Use Plain Modular Arithmetic When

  • you only need powmod, inverse, or factorial tables under one fixed prime modulus
  • there is no congruence system to merge

That is the lane of:

Use Extended Euclid Alone When

  • you only need one Bézout witness
  • you only need one inverse under a composite modulus
  • you only need to solve one equation a x + b y = c

That is the lane of:

Use Chinese Remainder / Congruence Merging When

  • two or more residue conditions must hold together
  • pairwise-coprime CRT is enough, or
  • the moduli are not coprime but gcd consistency may still allow a solution

This is the lane of:

Mention Garner Only As A Compare Point

Garner is useful when:

  • many pairwise-coprime moduli are already available
  • you want reconstruction in mixed-radix form

That is not the first route this repo should teach for standard contest CRT.

Worked Examples

Example 1. Coprime Merge

Solve:

\[ x \equiv 2 \pmod 3,\quad x \equiv 3 \pmod 5 \]

Write:

\[ x = 2 + 3k \]

Plug into the second congruence:

\[ 2 + 3k \equiv 3 \pmod 5 \]

so:

\[ 3k \equiv 1 \pmod 5 \]

The inverse of 3 mod 5 is 2, so:

\[ k \equiv 2 \pmod 5 \]

Take k = 2:

\[ x = 2 + 3 \cdot 2 = 8 \]

Therefore:

\[ x \equiv 8 \pmod {15} \]

Example 2. Inconsistent Non-Coprime System

Solve:

\[ x \equiv 1 \pmod 4,\quad x \equiv 2 \pmod 6 \]

Here:

\[ g = \gcd(4,6)=2 \]

but:

\[ a_2-a_1 = 1 \]

is not divisible by 2.

So there is no solution.

This is the standard trap people miss if they only memorize coprime CRT.

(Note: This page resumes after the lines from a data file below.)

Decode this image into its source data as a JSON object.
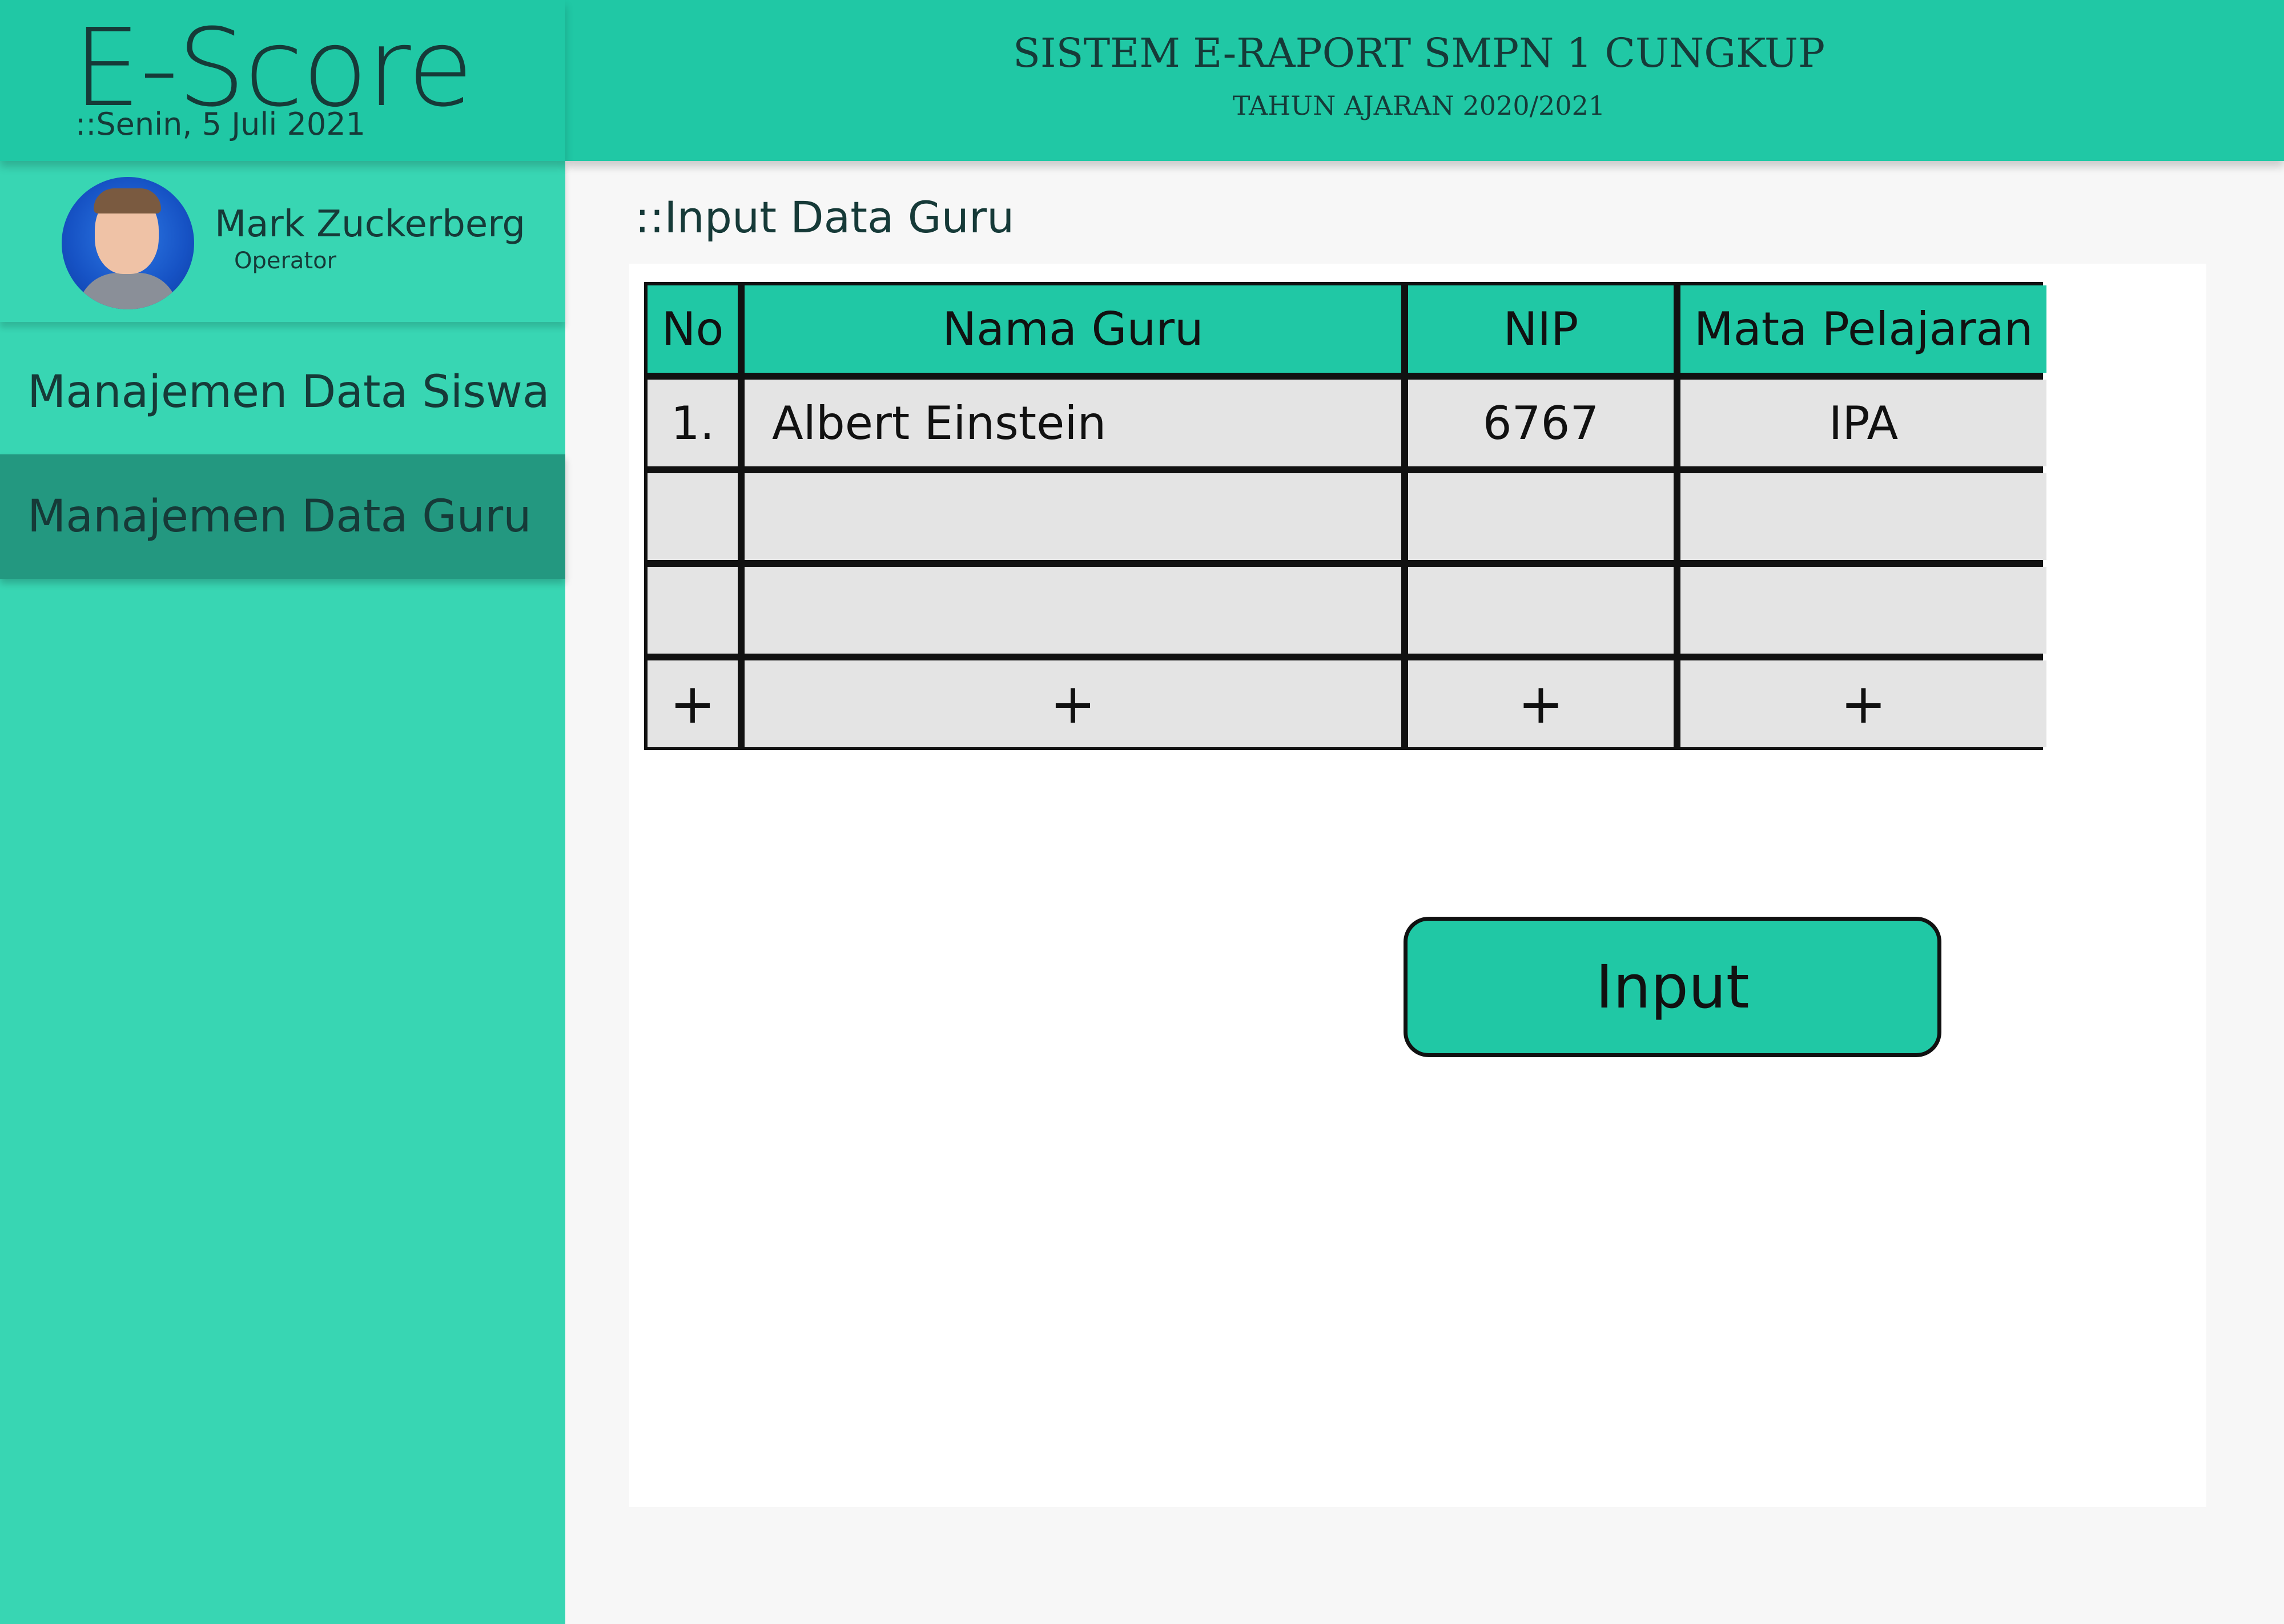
{
  "app": {
    "logo": "E-Score",
    "date": "::Senin, 5 Juli 2021"
  },
  "header": {
    "title": "SISTEM E-RAPORT SMPN 1 CUNGKUP",
    "subtitle": "TAHUN AJARAN 2020/2021"
  },
  "user": {
    "name": "Mark Zuckerberg",
    "role": "Operator"
  },
  "sidebar": {
    "items": [
      {
        "label": "Manajemen Data Siswa",
        "active": false
      },
      {
        "label": "Manajemen Data Guru",
        "active": true
      }
    ]
  },
  "main": {
    "section_title": "::Input Data Guru",
    "table": {
      "columns": [
        "No",
        "Nama Guru",
        "NIP",
        "Mata Pelajaran"
      ],
      "rows": [
        [
          "1.",
          "Albert Einstein",
          "6767",
          "IPA"
        ],
        [
          "",
          "",
          "",
          ""
        ],
        [
          "",
          "",
          "",
          ""
        ]
      ],
      "add_row": [
        "+",
        "+",
        "+",
        "+"
      ]
    },
    "input_button": "Input"
  },
  "colors": {
    "accent": "#20c8a5",
    "sidebar": "#38d6b3",
    "sidebar_active": "#239880"
  }
}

Example 3. Kattis General Chinese Remainder

For one test case:

x ≡ a (mod n)
x ≡ b (mod m)

the route is:

  1. normalize to (a, n) and (b, m)
  2. compute g = gcd(n, m)
  3. if (b - a) % g != 0, print no solution
  4. otherwise merge into:
  5. one residue x
  6. one modulus lcm(n, m)

That is exactly why the note is a clean flagship problem for this lane.

Pseudocode

merge(a1, m1, a2, m2):
    normalize a1 into [0, m1)
    normalize a2 into [0, m2)
    g, x, y = ext_gcd(m1, m2)
    diff = a2 - a1
    if diff % g != 0:
        return no solution
    mod = m2 / g
    t = ((diff / g) * x) mod mod
    lcm = (m1 / g) * m2
    ans = a1 + m1 * t
    ans = ans mod lcm
    return (ans, lcm)

crt_system(list):
    cur = (0, 1)
    for (a, m) in list:
        cur = merge(cur, (a, m))
        if cur is impossible:
            return impossible
    return cur

Implementation Notes

  • Normalize residues immediately into [0, m) before merging.
  • Use __int128 for products like m1 * t and (m1 / g) * m2.
  • Keep the public result normalized to:
  • smallest nonnegative residue
  • modulus equal to the merged lcm
  • Distinguish clearly between:
  • one inverse under composite modulus
  • one full congruence-system merge
  • If the problem asks for many congruences, merge left to right and stop at the first inconsistency.